Study finds northern fur seal pups recognize mom's voice

  • Mark Cheater
  • Dec 01, 2000
When your mom calls on the phone, she doesn't have to identify herself. The sound of her voice is immediately familiar--even if you haven't seen her for months. Can other animals recognize the sounds made by their kin without seeing them, even after long absences? It seems likely, but until lately there has been little evidence to prove it.

A new study of northern fur seals on Alaska´s Pribilof Islands provides such proof. Stephen Insley, a biologist until recently with the Smithsonian Institution, found that seal pups recognize and respond to the tape-recorded calls of their mothers (and vice versa) after months or even years of separation.

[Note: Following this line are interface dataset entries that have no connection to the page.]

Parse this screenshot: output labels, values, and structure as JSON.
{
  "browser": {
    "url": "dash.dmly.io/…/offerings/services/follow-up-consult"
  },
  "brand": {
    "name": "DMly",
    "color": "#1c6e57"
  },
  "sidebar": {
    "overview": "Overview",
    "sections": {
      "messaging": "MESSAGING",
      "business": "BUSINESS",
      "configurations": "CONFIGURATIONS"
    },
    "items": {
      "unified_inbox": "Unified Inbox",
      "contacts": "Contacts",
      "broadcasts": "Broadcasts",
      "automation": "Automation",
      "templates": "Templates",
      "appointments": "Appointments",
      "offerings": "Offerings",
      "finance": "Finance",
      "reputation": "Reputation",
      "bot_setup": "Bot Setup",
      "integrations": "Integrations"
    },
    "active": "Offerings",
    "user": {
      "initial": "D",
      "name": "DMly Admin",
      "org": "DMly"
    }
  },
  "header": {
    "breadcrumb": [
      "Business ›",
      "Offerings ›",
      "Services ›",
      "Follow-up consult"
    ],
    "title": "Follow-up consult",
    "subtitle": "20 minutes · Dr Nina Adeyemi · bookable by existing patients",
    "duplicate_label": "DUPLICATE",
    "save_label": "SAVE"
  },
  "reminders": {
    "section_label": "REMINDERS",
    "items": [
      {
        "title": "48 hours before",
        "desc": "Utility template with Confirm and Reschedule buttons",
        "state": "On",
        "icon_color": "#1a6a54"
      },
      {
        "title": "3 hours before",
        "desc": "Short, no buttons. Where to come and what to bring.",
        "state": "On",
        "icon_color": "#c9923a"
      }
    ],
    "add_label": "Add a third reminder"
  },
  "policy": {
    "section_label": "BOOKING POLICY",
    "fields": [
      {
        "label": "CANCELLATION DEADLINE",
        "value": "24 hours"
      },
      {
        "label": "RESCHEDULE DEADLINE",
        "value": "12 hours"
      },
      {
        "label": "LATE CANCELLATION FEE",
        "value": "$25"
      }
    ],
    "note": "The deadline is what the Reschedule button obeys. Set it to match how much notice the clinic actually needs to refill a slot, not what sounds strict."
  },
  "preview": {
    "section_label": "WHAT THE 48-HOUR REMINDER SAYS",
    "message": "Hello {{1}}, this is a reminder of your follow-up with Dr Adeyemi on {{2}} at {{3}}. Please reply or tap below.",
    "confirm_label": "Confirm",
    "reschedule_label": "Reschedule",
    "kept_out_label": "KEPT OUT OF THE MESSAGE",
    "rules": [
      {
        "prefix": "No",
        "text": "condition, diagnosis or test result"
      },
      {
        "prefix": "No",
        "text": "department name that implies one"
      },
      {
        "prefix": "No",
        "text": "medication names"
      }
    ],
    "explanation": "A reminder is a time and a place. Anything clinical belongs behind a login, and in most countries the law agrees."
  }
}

The seals live in the cold waters of the North Pacific and haul out on remote beaches in the Pribilofs and elsewhere to breed in the summer. Female fur seals, unlike most other mammals, leave their nursing offspring for days at a time and go off to fish. On returning, they must find their pups among hundreds of other young seals wedged together at the breeding colony.

"The need for vocal recognition is a matter of life and death during that period," says Insley. Mothers and pups also use sight and smell to help identify each other, but each animal has a distinctive call (for pups, a lamblike bleat) that sets it apart from its cohorts.

By marking seals, recording their calls and playing them back during subsequent summers, Insley discovered that the animals remember their kins' calls, even after four years. He's not sure why the seals retain the memories for so long. For long-distance phone calls, perhaps?